Ed Boyden is the founder and principal investigator of the Synthetic Neurobiology Group at Massachusetts Institute of Technology (MIT). The group develops tools for controlling and observing the dynamic circuits of the brain, and uses these neurotechnologies to understand how cognition and emotion arise from brain network operation, as well as to enable systematic repair of intractable brain disorders such as epilepsy, Parkinson’s disease, post-traumatic stress disorder, and chronic pain.
Many disorders of the brain currently are treated with drugs or electrical stimulation. Nearly a quarter of million people have implanted electrical probes in their brains for such stimulation. The problem with this approach is that it targets large areas of the brain instead of the discrete cells or location that cause the disorder.
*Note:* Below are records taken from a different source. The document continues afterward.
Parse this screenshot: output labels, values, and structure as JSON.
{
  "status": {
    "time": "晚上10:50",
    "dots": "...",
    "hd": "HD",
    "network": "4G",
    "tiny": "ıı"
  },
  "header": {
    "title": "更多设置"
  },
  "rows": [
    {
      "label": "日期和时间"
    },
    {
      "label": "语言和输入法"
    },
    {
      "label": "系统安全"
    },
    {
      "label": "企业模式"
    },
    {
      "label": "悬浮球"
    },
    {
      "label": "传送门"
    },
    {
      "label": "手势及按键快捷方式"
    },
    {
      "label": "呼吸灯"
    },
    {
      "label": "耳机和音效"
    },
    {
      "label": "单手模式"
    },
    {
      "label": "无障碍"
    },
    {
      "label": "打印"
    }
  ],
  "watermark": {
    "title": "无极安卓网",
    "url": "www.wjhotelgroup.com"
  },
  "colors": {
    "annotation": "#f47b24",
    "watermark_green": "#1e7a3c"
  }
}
Boyden works on implementing light-stimulated processes in the brain to address these disorders at the cellular level. The method utilizes adeno-associated viruses (AAV) to create light-sensitive centers in the brain which can then be stimulated by light pulses. Very small optical waveguides (fibers) can then be introduced in the brain to stimulate these sites.
Boyden was named to the “Top 35 Innovators Under the Age of 35″ by Technology Review and to the “Top 20 Brains Under Age 40″ by Discover, and has received the NIH Director’s New Innovator Award, the Society for Neuroscience Research Award for Innovation in Neuroscience, and the Paul Allen Distinguished Investigator Award, as well as numerous other recognitions. In early 2011, he was an invited speaker at the renowned TED conference, sharing the bill with a high-powered lineup that included presenters as diverse as Bill Gates and choreographer Julie Taymor.
He has contributed numerous articles to SPIE Proceedings, and was an invited speaker at the Biomedical Optics Hot Topics Session at SPIE Photonics West 2011.